Turkey’s state-run Savings Deposit Insurance Fund (TMSF) is selling two private passenger jets owned by companies seized from businessmen over their alleged links to the Gülen movement, a faith-based group targeted by the Turkish government, the Sözcü daily reported on Wednesday.
Ankara accuses the Gülen movement, a faith-based group invested in education and relief work throughout the world and inspired by Muslim cleric Fethullah Gülen, of masterminding a failed coup in 2016. The movement strongly denies any involvement in it.
The government has been confiscating the private property of businesspeople with alleged ties to the movement without due process on unsubstantiated charges.
The TMSF is going to sell one of the planes, a 14-passenger Gulfstream G450 owned by a subsidiary of İpek Holding, seized from billionaire Akın İpek, who currently lives in exile in London, at an auction on January 8, 2021. The aircraft has an appraised value of $12,650,000.
Although Akın İpek lives in exile, a Turkish court in January handed down lengthy sentences to Cafer Tekin İpek and Melek İpek, former board members of İpek Holding, on conviction of membership in the Gülen movement.
Cafer Tekin İpek, a brother of Akın İpek, received nearly 80 years’ imprisonment, while their mother Melek İpek was given 12 years, eight months in prison.
The 13 remaining defendants were also handed down jail sentences ranging between two and 10 years.
The court ordered that the defendants’ shares in the company be transferred to the Treasury and that the board of trustees continue to run the organization.
“The only reason for what they are doing to us is money. There is no other logical explanation for what happened to my brother Tekin or my mother, who is in the last years of her life,” Akın İpek told Turkish Minute in a recent interview.
The other aircraft on the block, a Cessna Citation Sovereign, belonged to a company owned by Boydak Holding, a business group seized by the government in August 2016.
The TMSF will be selling the Cessna on Friday, with an appraised value of $5,500,000.
Active in a number of sectors, including energy, furniture, and banking with 38 subsidiary companies, Boydak Holding has an annual turnover of more than TL 6 billion ($2 billion) and employs over 13,000 people.

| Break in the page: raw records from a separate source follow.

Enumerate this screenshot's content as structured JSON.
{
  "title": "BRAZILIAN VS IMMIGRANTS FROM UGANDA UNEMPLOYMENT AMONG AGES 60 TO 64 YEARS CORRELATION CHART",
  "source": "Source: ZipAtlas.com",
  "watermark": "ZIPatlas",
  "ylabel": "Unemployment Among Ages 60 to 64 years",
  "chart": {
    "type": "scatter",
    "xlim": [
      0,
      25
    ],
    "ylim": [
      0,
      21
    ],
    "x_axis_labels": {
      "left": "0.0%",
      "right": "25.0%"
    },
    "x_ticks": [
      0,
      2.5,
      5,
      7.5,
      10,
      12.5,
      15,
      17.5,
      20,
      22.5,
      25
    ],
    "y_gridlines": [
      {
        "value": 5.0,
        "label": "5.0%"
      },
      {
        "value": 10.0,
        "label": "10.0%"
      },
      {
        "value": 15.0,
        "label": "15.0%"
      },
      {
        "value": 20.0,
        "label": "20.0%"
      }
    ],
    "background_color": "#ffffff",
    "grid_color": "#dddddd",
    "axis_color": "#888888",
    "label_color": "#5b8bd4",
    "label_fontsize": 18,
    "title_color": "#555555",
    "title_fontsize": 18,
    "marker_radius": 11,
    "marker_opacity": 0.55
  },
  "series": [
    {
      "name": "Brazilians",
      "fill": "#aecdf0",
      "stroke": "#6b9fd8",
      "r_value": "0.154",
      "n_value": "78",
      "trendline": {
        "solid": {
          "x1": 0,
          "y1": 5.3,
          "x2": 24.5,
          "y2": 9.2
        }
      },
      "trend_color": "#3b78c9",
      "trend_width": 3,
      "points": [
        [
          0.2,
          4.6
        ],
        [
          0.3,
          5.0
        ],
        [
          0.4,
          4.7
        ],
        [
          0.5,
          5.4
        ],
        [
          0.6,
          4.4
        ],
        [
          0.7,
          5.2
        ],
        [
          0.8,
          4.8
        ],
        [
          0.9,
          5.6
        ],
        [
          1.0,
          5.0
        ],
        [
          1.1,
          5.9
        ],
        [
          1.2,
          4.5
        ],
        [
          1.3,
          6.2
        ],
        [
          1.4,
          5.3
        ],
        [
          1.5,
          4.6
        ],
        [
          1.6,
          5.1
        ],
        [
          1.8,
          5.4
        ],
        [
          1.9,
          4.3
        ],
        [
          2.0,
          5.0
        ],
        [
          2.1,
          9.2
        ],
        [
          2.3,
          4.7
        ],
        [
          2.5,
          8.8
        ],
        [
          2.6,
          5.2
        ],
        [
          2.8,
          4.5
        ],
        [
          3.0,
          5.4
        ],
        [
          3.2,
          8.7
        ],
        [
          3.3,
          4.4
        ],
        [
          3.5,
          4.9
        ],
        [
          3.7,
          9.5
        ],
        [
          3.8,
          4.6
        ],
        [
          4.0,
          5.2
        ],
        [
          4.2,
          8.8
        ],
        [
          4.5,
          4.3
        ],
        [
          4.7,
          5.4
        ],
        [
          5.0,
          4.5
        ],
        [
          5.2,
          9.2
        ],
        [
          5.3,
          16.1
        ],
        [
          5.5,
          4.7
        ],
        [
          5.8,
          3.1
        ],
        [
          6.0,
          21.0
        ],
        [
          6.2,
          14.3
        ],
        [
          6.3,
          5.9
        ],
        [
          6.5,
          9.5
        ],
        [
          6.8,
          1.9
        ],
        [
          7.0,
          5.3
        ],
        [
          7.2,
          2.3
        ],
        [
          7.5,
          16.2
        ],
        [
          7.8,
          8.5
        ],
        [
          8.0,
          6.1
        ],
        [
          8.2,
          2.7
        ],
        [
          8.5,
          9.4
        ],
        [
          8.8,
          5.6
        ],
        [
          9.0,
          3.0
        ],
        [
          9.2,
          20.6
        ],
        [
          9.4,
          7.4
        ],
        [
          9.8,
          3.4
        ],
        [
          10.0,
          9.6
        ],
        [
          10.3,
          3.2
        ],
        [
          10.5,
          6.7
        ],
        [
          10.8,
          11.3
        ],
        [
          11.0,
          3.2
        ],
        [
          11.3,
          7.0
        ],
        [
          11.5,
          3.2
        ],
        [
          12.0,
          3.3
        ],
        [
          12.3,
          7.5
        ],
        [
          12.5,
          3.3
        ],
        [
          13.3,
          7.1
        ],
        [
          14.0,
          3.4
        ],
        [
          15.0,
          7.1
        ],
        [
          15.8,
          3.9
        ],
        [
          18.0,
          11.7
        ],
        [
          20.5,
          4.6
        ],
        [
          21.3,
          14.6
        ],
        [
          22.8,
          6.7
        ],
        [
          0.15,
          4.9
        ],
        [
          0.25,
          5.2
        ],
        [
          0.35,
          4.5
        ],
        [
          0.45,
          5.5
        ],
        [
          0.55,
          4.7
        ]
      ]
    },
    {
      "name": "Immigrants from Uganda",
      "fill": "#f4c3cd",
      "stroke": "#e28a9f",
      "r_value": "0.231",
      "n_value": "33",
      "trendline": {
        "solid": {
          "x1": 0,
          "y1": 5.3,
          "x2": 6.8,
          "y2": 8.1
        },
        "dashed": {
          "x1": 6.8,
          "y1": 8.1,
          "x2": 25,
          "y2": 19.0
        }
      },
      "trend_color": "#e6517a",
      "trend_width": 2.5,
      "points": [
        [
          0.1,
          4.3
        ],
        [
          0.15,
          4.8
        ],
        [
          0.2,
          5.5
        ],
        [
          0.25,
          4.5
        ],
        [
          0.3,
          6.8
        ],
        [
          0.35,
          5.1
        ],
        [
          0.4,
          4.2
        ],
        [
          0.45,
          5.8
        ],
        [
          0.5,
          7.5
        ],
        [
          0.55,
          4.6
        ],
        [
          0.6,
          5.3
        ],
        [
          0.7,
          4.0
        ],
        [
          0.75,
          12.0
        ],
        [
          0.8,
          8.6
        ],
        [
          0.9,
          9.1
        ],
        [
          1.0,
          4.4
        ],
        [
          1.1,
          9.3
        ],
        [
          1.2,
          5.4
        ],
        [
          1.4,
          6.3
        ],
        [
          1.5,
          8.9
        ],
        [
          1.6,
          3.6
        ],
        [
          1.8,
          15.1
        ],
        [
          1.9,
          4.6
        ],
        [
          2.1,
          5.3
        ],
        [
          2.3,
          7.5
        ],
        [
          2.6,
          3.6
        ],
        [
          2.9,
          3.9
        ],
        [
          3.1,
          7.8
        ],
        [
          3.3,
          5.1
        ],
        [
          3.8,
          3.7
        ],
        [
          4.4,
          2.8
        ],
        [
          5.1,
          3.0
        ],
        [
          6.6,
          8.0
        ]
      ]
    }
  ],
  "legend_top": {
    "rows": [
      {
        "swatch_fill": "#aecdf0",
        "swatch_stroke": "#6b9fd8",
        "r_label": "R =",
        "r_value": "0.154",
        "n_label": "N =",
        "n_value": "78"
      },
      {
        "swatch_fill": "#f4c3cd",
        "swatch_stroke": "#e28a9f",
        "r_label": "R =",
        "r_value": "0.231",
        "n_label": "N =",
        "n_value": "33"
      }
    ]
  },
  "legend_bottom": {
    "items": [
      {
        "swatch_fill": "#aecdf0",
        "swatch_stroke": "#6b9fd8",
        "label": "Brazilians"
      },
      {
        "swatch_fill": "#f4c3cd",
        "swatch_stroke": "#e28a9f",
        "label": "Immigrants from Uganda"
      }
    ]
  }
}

In 2018 Boydak Holding executive Memduh Boydak was given a jail sentence of 18 years on charges of leading a terrorist organization. Hacı Boydak received 11 years, 10 months and Şükrü Boydak 10 years, both on charges of membership in a terrorist organization. Other executives, namely Mustafa Boydak, Erol Boydak, Bekir Boydak, İlyas Boydak and Murat Bozdağ, were given seven years, six months in prison each on similar charges.
The assets of thousands of people with alleged ties to the Gülen movement were confiscated or frozen by the government both before and after the failed coup.
According to a report by Brussels-based human rights group Platform for Peace and Justice (PPJ), the total value of confiscated or frozen assets is $32 billion.